While most people probably think of Canada as an environmentally friendly country, they are not only allowing this to happen, but encouraging it, while the Americans are at least keeping the oil companies out of Alaska... strange dichotomy. One report called the fiasco a slow motion oil spill, which is essentially the game being played by the powers that be. As long as the oil can get pulled out of the ground fast enough, hopefully not enough people will notice what's going on. Oil companies are pouring money into the area on a mind-boggling scale. As of 2006 the Alberta government said it had issued leases for 4,264 oil sands projects covering 25,065 miles. New projects costing more than $100 billion are on the books for the region as production is expected to at least triple to 3 million barrels a day by 2015.
The Alberta provincial government says it has issued leases for 4,264 oil sands projects covering 25,065 square miles . It knows the oil industry, luring them to invest by only charging a 1% royalty until capital costs are recovered.
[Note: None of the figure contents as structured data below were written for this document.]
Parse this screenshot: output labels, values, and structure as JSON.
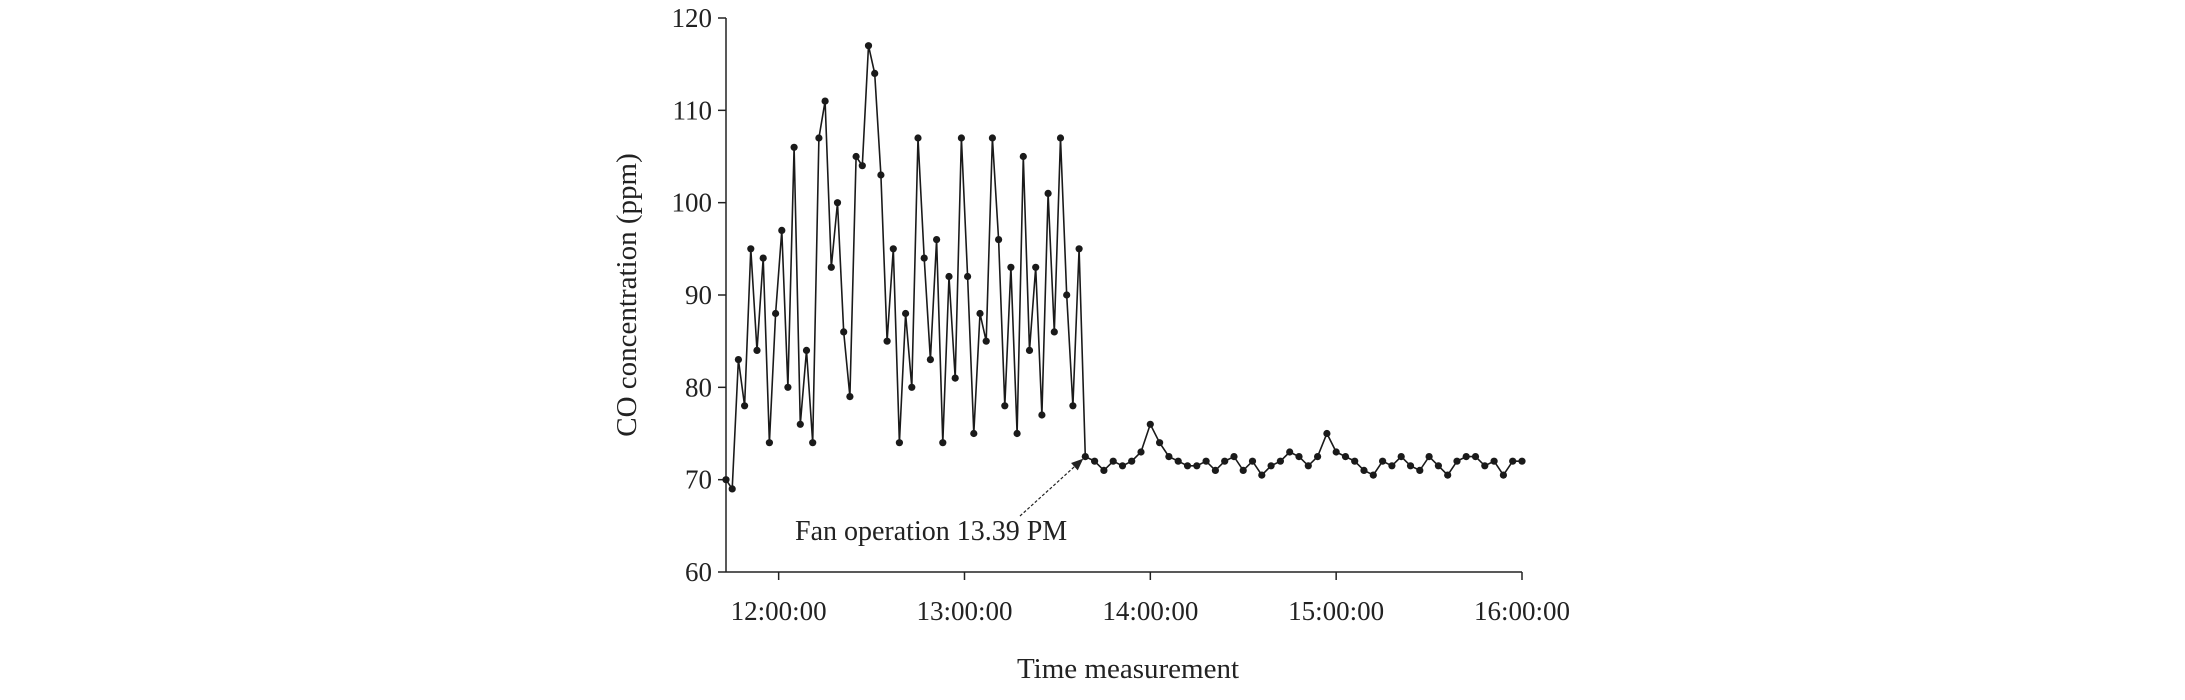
{
  "chart_data": {
    "type": "line",
    "title": "",
    "xlabel": "Time measurement",
    "ylabel": "CO concentration (ppm)",
    "ylim": [
      60,
      120
    ],
    "yticks": [
      60,
      70,
      80,
      90,
      100,
      110,
      120
    ],
    "xlim": [
      "11:43:00",
      "16:00:00"
    ],
    "xticks": [
      "12:00:00",
      "13:00:00",
      "14:00:00",
      "15:00:00",
      "16:00:00"
    ],
    "grid": false,
    "legend": "none",
    "annotation": {
      "text": "Fan operation 13.39 PM",
      "at_time": "13:39:00",
      "at_value": 72.5
    },
    "colors": {
      "series": "#1a1a1a",
      "axis": "#222222"
    },
    "series": [
      {
        "marker": "circle",
        "x": [
          "11:43",
          "11:45",
          "11:47",
          "11:49",
          "11:51",
          "11:53",
          "11:55",
          "11:57",
          "11:59",
          "12:01",
          "12:03",
          "12:05",
          "12:07",
          "12:09",
          "12:11",
          "12:13",
          "12:15",
          "12:17",
          "12:19",
          "12:21",
          "12:23",
          "12:25",
          "12:27",
          "12:29",
          "12:31",
          "12:33",
          "12:35",
          "12:37",
          "12:39",
          "12:41",
          "12:43",
          "12:45",
          "12:47",
          "12:49",
          "12:51",
          "12:53",
          "12:55",
          "12:57",
          "12:59",
          "13:01",
          "13:03",
          "13:05",
          "13:07",
          "13:09",
          "13:11",
          "13:13",
          "13:15",
          "13:17",
          "13:19",
          "13:21",
          "13:23",
          "13:25",
          "13:27",
          "13:29",
          "13:31",
          "13:33",
          "13:35",
          "13:37",
          "13:39",
          "13:42",
          "13:45",
          "13:48",
          "13:51",
          "13:54",
          "13:57",
          "14:00",
          "14:03",
          "14:06",
          "14:09",
          "14:12",
          "14:15",
          "14:18",
          "14:21",
          "14:24",
          "14:27",
          "14:30",
          "14:33",
          "14:36",
          "14:39",
          "14:42",
          "14:45",
          "14:48",
          "14:51",
          "14:54",
          "14:57",
          "15:00",
          "15:03",
          "15:06",
          "15:09",
          "15:12",
          "15:15",
          "15:18",
          "15:21",
          "15:24",
          "15:27",
          "15:30",
          "15:33",
          "15:36",
          "15:39",
          "15:42",
          "15:45",
          "15:48",
          "15:51",
          "15:54",
          "15:57",
          "16:00"
        ],
        "values": [
          70,
          69,
          83,
          78,
          95,
          84,
          94,
          74,
          88,
          97,
          80,
          106,
          76,
          84,
          74,
          107,
          111,
          93,
          100,
          86,
          79,
          105,
          104,
          117,
          114,
          103,
          85,
          95,
          74,
          88,
          80,
          107,
          94,
          83,
          96,
          74,
          92,
          81,
          107,
          92,
          75,
          88,
          85,
          107,
          96,
          78,
          93,
          75,
          105,
          84,
          93,
          77,
          101,
          86,
          107,
          90,
          78,
          95,
          72.5,
          72,
          71,
          72,
          71.5,
          72,
          73,
          76,
          74,
          72.5,
          72,
          71.5,
          71.5,
          72,
          71,
          72,
          72.5,
          71,
          72,
          70.5,
          71.5,
          72,
          73,
          72.5,
          71.5,
          72.5,
          75,
          73,
          72.5,
          72,
          71,
          70.5,
          72,
          71.5,
          72.5,
          71.5,
          71,
          72.5,
          71.5,
          70.5,
          72,
          72.5,
          72.5,
          71.5,
          72,
          70.5,
          72,
          72
        ]
      }
    ]
  }
}
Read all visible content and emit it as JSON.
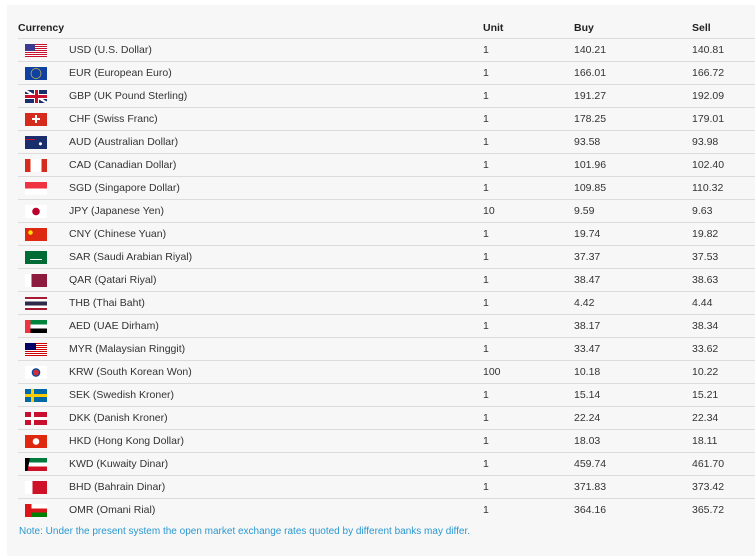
{
  "headers": {
    "currency": "Currency",
    "unit": "Unit",
    "buy": "Buy",
    "sell": "Sell"
  },
  "rows": [
    {
      "flag": "us-flag-icon",
      "name": "USD (U.S. Dollar)",
      "unit": "1",
      "buy": "140.21",
      "sell": "140.81"
    },
    {
      "flag": "eu-flag-icon",
      "name": "EUR (European Euro)",
      "unit": "1",
      "buy": "166.01",
      "sell": "166.72"
    },
    {
      "flag": "uk-flag-icon",
      "name": "GBP (UK Pound Sterling)",
      "unit": "1",
      "buy": "191.27",
      "sell": "192.09"
    },
    {
      "flag": "ch-flag-icon",
      "name": "CHF (Swiss Franc)",
      "unit": "1",
      "buy": "178.25",
      "sell": "179.01"
    },
    {
      "flag": "au-flag-icon",
      "name": "AUD (Australian Dollar)",
      "unit": "1",
      "buy": "93.58",
      "sell": "93.98"
    },
    {
      "flag": "ca-flag-icon",
      "name": "CAD (Canadian Dollar)",
      "unit": "1",
      "buy": "101.96",
      "sell": "102.40"
    },
    {
      "flag": "sg-flag-icon",
      "name": "SGD (Singapore Dollar)",
      "unit": "1",
      "buy": "109.85",
      "sell": "110.32"
    },
    {
      "flag": "jp-flag-icon",
      "name": "JPY (Japanese Yen)",
      "unit": "10",
      "buy": "9.59",
      "sell": "9.63"
    },
    {
      "flag": "cn-flag-icon",
      "name": "CNY (Chinese Yuan)",
      "unit": "1",
      "buy": "19.74",
      "sell": "19.82"
    },
    {
      "flag": "sa-flag-icon",
      "name": "SAR (Saudi Arabian Riyal)",
      "unit": "1",
      "buy": "37.37",
      "sell": "37.53"
    },
    {
      "flag": "qa-flag-icon",
      "name": "QAR (Qatari Riyal)",
      "unit": "1",
      "buy": "38.47",
      "sell": "38.63"
    },
    {
      "flag": "th-flag-icon",
      "name": "THB (Thai Baht)",
      "unit": "1",
      "buy": "4.42",
      "sell": "4.44"
    },
    {
      "flag": "ae-flag-icon",
      "name": "AED (UAE Dirham)",
      "unit": "1",
      "buy": "38.17",
      "sell": "38.34"
    },
    {
      "flag": "my-flag-icon",
      "name": "MYR (Malaysian Ringgit)",
      "unit": "1",
      "buy": "33.47",
      "sell": "33.62"
    },
    {
      "flag": "kr-flag-icon",
      "name": "KRW (South Korean Won)",
      "unit": "100",
      "buy": "10.18",
      "sell": "10.22"
    },
    {
      "flag": "se-flag-icon",
      "name": "SEK (Swedish Kroner)",
      "unit": "1",
      "buy": "15.14",
      "sell": "15.21"
    },
    {
      "flag": "dk-flag-icon",
      "name": "DKK (Danish Kroner)",
      "unit": "1",
      "buy": "22.24",
      "sell": "22.34"
    },
    {
      "flag": "hk-flag-icon",
      "name": "HKD (Hong Kong Dollar)",
      "unit": "1",
      "buy": "18.03",
      "sell": "18.11"
    },
    {
      "flag": "kw-flag-icon",
      "name": "KWD (Kuwaity Dinar)",
      "unit": "1",
      "buy": "459.74",
      "sell": "461.70"
    },
    {
      "flag": "bh-flag-icon",
      "name": "BHD (Bahrain Dinar)",
      "unit": "1",
      "buy": "371.83",
      "sell": "373.42"
    },
    {
      "flag": "om-flag-icon",
      "name": "OMR (Omani Rial)",
      "unit": "1",
      "buy": "364.16",
      "sell": "365.72"
    }
  ],
  "note": "Note: Under the present system the open market exchange rates quoted by different banks may differ.",
  "colors": {
    "note": "#2a98d0",
    "background": "#f7f7f7"
  }
}
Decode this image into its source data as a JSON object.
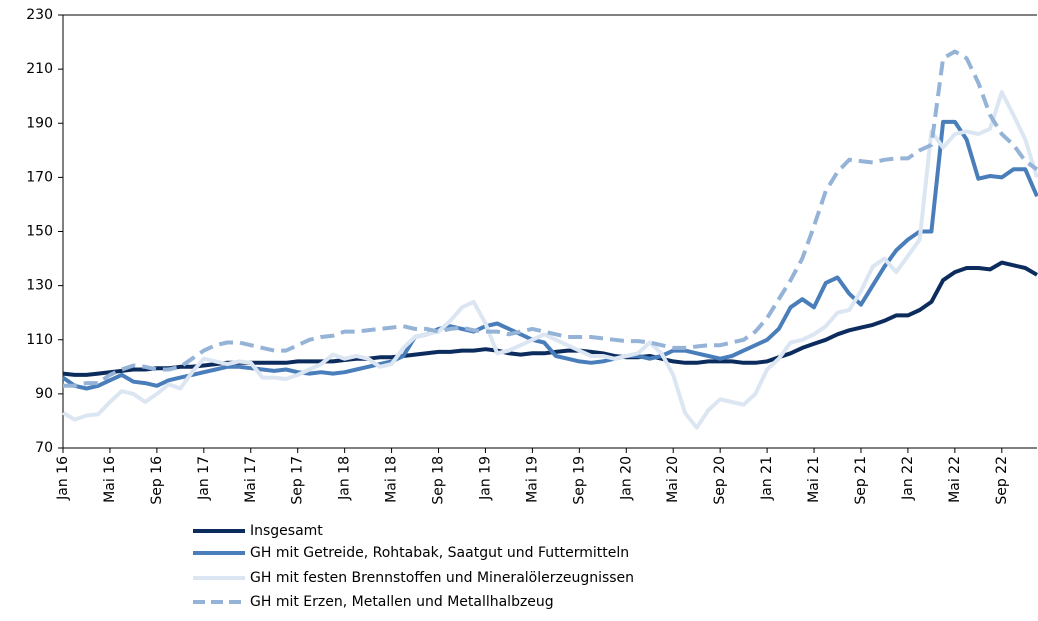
{
  "chart_data": {
    "type": "line",
    "categories": [
      "Jan 16",
      null,
      null,
      null,
      "Mai 16",
      null,
      null,
      null,
      "Sep 16",
      null,
      null,
      null,
      "Jan 17",
      null,
      null,
      null,
      "Mai 17",
      null,
      null,
      null,
      "Sep 17",
      null,
      null,
      null,
      "Jan 18",
      null,
      null,
      null,
      "Mai 18",
      null,
      null,
      null,
      "Sep 18",
      null,
      null,
      null,
      "Jan 19",
      null,
      null,
      null,
      "Mai 19",
      null,
      null,
      null,
      "Sep 19",
      null,
      null,
      null,
      "Jan 20",
      null,
      null,
      null,
      "Mai 20",
      null,
      null,
      null,
      "Sep 20",
      null,
      null,
      null,
      "Jan 21",
      null,
      null,
      null,
      "Mai 21",
      null,
      null,
      null,
      "Sep 21",
      null,
      null,
      null,
      "Jan 22",
      null,
      null,
      null,
      "Mai 22",
      null,
      null,
      null,
      "Sep 22",
      null,
      null,
      null
    ],
    "series": [
      {
        "name": "Insgesamt",
        "color": "#0d2c5e",
        "style": "solid",
        "values": [
          97.5,
          97,
          97,
          97.5,
          98,
          98.5,
          99,
          99,
          99.5,
          99.5,
          100,
          100,
          100.5,
          101,
          101.5,
          101.5,
          101.5,
          101.5,
          101.5,
          101.5,
          102,
          102,
          102,
          102,
          102.5,
          103,
          103,
          103.5,
          103.5,
          104,
          104.5,
          105,
          105.5,
          105.5,
          106,
          106,
          106.5,
          106,
          105,
          104.5,
          105,
          105,
          105.5,
          106,
          106,
          105.5,
          105,
          104,
          103.5,
          103.5,
          104,
          103,
          102,
          101.5,
          101.5,
          102,
          102,
          102,
          101.5,
          101.5,
          102,
          103.5,
          105,
          107,
          108.5,
          110,
          112,
          113.5,
          114.5,
          115.5,
          117,
          119,
          119,
          121,
          124,
          132,
          135,
          136.5,
          136.5,
          136,
          138.5,
          137.5,
          136.5,
          134
        ]
      },
      {
        "name": "GH mit Getreide, Rohtabak, Saatgut und Futtermitteln",
        "color": "#4a7ebb",
        "style": "solid",
        "values": [
          96,
          93,
          92,
          93,
          95,
          97,
          94.5,
          94,
          93,
          95,
          96,
          97,
          98,
          99,
          100,
          100,
          99.5,
          99,
          98.5,
          99,
          98,
          97.5,
          98,
          97.5,
          98,
          99,
          100,
          101,
          102,
          104,
          111,
          112,
          114,
          115,
          114,
          113,
          115,
          116,
          114,
          112,
          110,
          109,
          104,
          103,
          102,
          101.5,
          102,
          103,
          104,
          104,
          103,
          104,
          106,
          106,
          105,
          104,
          103,
          104,
          106,
          108,
          110,
          114,
          122,
          125,
          122,
          131,
          133,
          127,
          123,
          130,
          137,
          143,
          147,
          150,
          150,
          190.5,
          190.5,
          184,
          169.5,
          170.5,
          170,
          173,
          173,
          163
        ]
      },
      {
        "name": "GH mit festen Brennstoffen und Mineralölerzeugnissen",
        "color": "#dce6f2",
        "style": "solid",
        "values": [
          83,
          80.5,
          82,
          82.5,
          87,
          91,
          90,
          87,
          90,
          93.5,
          92,
          98,
          103,
          102,
          101,
          102,
          101.5,
          96,
          96,
          95.5,
          97,
          99,
          101,
          104.5,
          103,
          104,
          103,
          100,
          101,
          107,
          111,
          112,
          113,
          117,
          122,
          124,
          116,
          105,
          106,
          108,
          110,
          112,
          110,
          108,
          106,
          104,
          104,
          103,
          104,
          105,
          109,
          105,
          97,
          83,
          77.5,
          84,
          88,
          87,
          86,
          90,
          99,
          103,
          109,
          110,
          112,
          115,
          120,
          121,
          128,
          137,
          140,
          135,
          141,
          147,
          187,
          181,
          186,
          187,
          186,
          188,
          201.5,
          193,
          184,
          170
        ]
      },
      {
        "name": "GH mit Erzen, Metallen und Metallhalbzeug",
        "color": "#95b3d7",
        "style": "dashed",
        "values": [
          93,
          93,
          94,
          94,
          97,
          99,
          100.5,
          100,
          99,
          99,
          100,
          103,
          106,
          108,
          109,
          109,
          108,
          107,
          106,
          106,
          108,
          110,
          111,
          111.5,
          113,
          113,
          113.5,
          114,
          114.5,
          115,
          114,
          114,
          113,
          114,
          114.5,
          113.5,
          113,
          113,
          112,
          113,
          114,
          113,
          112,
          111,
          111,
          111,
          110.5,
          110,
          109.5,
          109.5,
          109,
          108,
          107,
          107,
          107.5,
          108,
          108,
          109,
          110,
          113,
          118,
          125,
          132,
          140,
          152,
          165,
          172,
          176.5,
          176,
          175.5,
          176.5,
          177,
          177,
          180,
          182,
          214,
          216.5,
          214,
          205,
          193,
          186,
          182,
          176,
          173
        ]
      }
    ],
    "ylim": [
      70,
      230
    ],
    "yticks": [
      70,
      90,
      110,
      130,
      150,
      170,
      190,
      210,
      230
    ],
    "grid": false
  }
}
New projects costing more than C$100 billion are on the books for the oil sands region and production is expected to triple to 3 million barrels a day by 2015. This is a government that also knows it's people, who in turn have kept the Conservative party in power since 1971. Over the years the Alberta government has shown the people that they are saving for the future by building the Heritage Trust fund and issuing occasional royalty cheques to the people. However, when you contrast what a country like Norway has done with it's resource wealth, it puts Alberta to shame. 32 years of savings equals $16.6 billion in Alberta, in Norway they have over 160 billion Euros! Environmental Defence calls the whole thing the most destructive project on Earth and it's hard to argue. From the huge toxic tailing ponds with earthen dams holding them back from the river, rivalled in size only by China's Three Gorges dam, which could burst any time and are continually seeping into the groundwater to the greenhouse emissions that have forced the entire country to abandon it's Kyoto commitments, it is a source of intense shame to any Canadian. More importantly it's could be the biggest danger to mankind in the entire world.